Между этими двумя уровнями дрейфуют десять тысяч летающих городов Венеры.
Воздушный шар, наполненный кислородом и азотом, будет плавать в плотной атмосфере планеты, а ее легендарные города под куполами, по сути, и являлись воздушными шарами. Геодезические сооружения с распорками из спеченного графита и оболочками из прозрачного поликарбоната, синтезированного прямо из венерианской атмосферы, – эти километровые купола легко поднимали стотысячетонные города.
Им даже облака помогали. Тонкая дымка верхнего облачного слоя служила фильтром для солнечных лучей, поэтому яркость Солнца здесь лишь немного превышала земную.
Гипатия была не самым крупным из летающих городов, но, безусловно, самым богатым: город спиральных зданий и золотых соборов, с огромными открытыми пространствами и тщательно спланированными садами. Под куполом Гипатии архитекторы использовали все возможные ухищрения и приемы, чтобы заставить людей позабыть о том, что они находятся в замкнутом пространстве.
Но этого – садов и водопадов Гипатии – мы не увидели. Во всяком случае, поначалу.
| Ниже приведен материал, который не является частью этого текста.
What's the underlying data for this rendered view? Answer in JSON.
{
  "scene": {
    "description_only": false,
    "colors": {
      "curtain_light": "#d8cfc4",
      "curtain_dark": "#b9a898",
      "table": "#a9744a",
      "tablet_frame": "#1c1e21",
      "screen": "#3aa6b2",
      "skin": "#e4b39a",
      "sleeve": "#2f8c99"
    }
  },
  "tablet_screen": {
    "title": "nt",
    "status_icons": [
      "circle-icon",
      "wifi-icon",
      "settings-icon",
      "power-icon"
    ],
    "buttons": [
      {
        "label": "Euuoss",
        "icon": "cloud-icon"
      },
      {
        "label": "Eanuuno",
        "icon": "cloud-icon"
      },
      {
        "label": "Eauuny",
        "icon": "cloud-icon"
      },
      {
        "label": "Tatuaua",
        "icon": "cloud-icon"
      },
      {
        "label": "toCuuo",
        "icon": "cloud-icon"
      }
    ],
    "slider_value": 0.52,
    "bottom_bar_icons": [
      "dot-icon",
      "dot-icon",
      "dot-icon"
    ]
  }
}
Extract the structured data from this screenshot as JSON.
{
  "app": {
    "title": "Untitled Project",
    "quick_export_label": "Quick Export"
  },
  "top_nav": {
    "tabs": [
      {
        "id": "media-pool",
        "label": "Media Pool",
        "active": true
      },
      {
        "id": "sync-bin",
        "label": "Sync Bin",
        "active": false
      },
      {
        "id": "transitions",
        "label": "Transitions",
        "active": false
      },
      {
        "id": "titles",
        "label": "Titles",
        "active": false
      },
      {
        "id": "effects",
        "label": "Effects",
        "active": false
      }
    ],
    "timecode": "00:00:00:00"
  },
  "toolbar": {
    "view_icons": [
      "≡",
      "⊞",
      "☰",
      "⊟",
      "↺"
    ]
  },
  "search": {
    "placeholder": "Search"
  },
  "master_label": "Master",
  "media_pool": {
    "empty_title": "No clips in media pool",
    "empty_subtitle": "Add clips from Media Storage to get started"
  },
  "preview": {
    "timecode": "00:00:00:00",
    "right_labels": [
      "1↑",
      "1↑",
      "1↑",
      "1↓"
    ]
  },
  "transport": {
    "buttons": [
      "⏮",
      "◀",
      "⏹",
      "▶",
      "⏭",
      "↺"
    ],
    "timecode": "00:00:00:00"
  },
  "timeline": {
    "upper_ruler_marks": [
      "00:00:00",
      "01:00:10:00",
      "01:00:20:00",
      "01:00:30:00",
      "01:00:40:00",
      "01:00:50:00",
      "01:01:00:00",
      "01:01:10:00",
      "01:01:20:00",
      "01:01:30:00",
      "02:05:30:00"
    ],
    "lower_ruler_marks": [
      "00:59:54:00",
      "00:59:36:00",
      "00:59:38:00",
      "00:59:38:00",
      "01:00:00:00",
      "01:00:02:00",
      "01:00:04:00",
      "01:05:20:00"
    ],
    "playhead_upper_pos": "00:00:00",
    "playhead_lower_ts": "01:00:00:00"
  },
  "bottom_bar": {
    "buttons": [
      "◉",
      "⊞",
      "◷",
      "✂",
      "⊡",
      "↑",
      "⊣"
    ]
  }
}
Выйдя из барка, мы попали в расположенный под городом зал для прибывающих. Несмотря на расставленные роскошные шезлонги, на полы, покрытые созданной инженерами-генетиками розовой травой, и бесценные скульптуры из железа и нефрита, помещение было функциональным: место для ожидания.
Здесь легко могла расположиться тысяча человек, но мы увидели лишь одного – мальчика лет двенадцати, одетого в купальный халат и желтые шелковые штаны с аккуратными складками. Полноватый, с приятным, но невыразительным круглым лицом.
Вспомнив о стоимости перелета, я удивился, что встречающий у нас всего один. Мальчик взглянул на Лею.
– Доктор Хамакава. Рад познакомиться.
Потом он повернулся ко мне:
– А ты еще кто такой, черт побери?
– А ты кто? – спросил я. – Где наши встречающие?
Мальчик что-то жевал. Мне показалось, что он захотел выплюнуть жвачку, но передумал и посмотрел на Лею:
– Этот тип с вами, доктор Хамакава? Чем он занимается?
– Это Дэвид Тинкерман, – пояснила Лея. – Технический специалист. И при необходимости пилот. Да, он со мной.
– Передайте, что ему не помешало бы поучиться хорошим манерам.
– Да кто ты такой? – взорвался я. – Ты не ответил на вопрос.
Мальчишка взглянул на меня с пренебрежением, словно еще не решил, стоит ли утруждаться и вообще со мной разговаривать.